Though he's hardly a strict Originalist, Levitt spends as much time returning to the Constitution as an English professor who traces texts back to Shakespeare.  The groundwork runs back centuries, but it's still a work in progress.  In his case, he’s mostly consulting the document — whether as an award-winning teacher or a well-regarded legal scholar — as the basis for his passion, election law.

“Elections are infrastructure,” he says. “They are the foundation for democracy, and for everything in a democracy — whether you care about the environment or poverty or potholes in the street. And you only notice infrastructure when it breaks — just like the sewers or the electrical grid.” 
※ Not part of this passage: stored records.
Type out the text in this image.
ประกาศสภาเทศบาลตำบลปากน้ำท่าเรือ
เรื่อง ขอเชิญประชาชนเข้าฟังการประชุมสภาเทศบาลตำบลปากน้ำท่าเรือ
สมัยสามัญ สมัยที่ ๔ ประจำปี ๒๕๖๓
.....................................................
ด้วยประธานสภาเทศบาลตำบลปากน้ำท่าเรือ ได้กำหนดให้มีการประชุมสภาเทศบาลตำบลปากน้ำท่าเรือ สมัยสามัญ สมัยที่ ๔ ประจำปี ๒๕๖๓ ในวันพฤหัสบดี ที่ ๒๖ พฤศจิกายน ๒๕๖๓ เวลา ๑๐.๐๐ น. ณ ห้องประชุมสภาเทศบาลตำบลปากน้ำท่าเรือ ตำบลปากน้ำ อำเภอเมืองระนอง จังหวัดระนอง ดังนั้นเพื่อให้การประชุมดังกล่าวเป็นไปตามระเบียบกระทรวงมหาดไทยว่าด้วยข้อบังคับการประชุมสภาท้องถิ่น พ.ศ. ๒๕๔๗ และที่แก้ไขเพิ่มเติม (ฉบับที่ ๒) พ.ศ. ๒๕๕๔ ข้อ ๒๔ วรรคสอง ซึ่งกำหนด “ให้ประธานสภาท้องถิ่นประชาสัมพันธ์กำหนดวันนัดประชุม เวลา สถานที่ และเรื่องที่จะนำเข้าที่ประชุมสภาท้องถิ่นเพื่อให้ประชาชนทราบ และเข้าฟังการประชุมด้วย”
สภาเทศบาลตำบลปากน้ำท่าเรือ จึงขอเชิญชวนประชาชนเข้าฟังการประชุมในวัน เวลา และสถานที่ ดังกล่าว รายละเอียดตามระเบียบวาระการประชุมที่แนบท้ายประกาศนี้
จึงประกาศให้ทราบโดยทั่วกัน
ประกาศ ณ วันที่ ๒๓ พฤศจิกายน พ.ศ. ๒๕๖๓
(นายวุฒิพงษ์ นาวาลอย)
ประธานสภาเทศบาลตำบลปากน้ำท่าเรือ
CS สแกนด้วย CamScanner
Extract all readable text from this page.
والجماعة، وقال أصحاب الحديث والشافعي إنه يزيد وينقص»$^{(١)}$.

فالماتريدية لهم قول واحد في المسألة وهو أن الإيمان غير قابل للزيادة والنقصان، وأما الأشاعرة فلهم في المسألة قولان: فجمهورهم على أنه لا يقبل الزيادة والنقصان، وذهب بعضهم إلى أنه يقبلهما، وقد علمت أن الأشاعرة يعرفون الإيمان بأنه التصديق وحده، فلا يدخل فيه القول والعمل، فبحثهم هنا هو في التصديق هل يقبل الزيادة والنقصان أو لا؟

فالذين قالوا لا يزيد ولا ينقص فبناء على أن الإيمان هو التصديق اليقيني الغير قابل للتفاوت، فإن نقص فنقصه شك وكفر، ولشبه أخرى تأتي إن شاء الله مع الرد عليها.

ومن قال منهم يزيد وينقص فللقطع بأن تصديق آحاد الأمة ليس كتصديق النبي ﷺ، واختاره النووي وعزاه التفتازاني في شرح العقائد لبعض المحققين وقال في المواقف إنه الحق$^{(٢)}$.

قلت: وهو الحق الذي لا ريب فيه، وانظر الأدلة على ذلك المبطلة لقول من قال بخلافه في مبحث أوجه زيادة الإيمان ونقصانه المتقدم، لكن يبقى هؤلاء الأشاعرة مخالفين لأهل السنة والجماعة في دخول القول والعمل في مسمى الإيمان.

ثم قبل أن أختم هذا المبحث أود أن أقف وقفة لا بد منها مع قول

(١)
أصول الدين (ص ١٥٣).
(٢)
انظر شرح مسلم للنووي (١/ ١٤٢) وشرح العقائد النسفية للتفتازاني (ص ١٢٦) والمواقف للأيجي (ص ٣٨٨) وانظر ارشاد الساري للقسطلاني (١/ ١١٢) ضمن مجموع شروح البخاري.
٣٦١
It took Levitt years, though, to see it: law school research on some of the foundational cases, laboring for a renowned federal judge, pitching in on presidential campaigns, and toiling for nonprofits gradually focused him. “It’s only when you’re on the ground that you get a sense of how visceral this is. Voting is the only place where we’re all equal. Being excluded from that is a social and psychic injury.” 

And while voter suppression and the low degree of participation in most contests persists — about 60 percent in a big national race to barely double digits in local elections — he sees steady progress toward justice when he takes the long view.

Levitt ran the voter protection operation, nationwide, for former President Barack Obama's 2008 campaign, helping millions of eligible voters cast their ballots, and making sure they counted.  The Harvard-educated Levitt later took a leave from LLS in 2015 to work for the Department of Justice’s civil rights division He was scheduled from the start to return to the Loyola campus in January — inauguration day — and is delighted to be back. 

For students, Levitt's real world experience combined with a well-respected legal scholar's perspective translates into a rewarding experience in the classroom and on campus.

“Loyola really wants the whole package — teaching, service, and scholarship,” Levitt says. “Which is important, because I really value all the parts of this job.”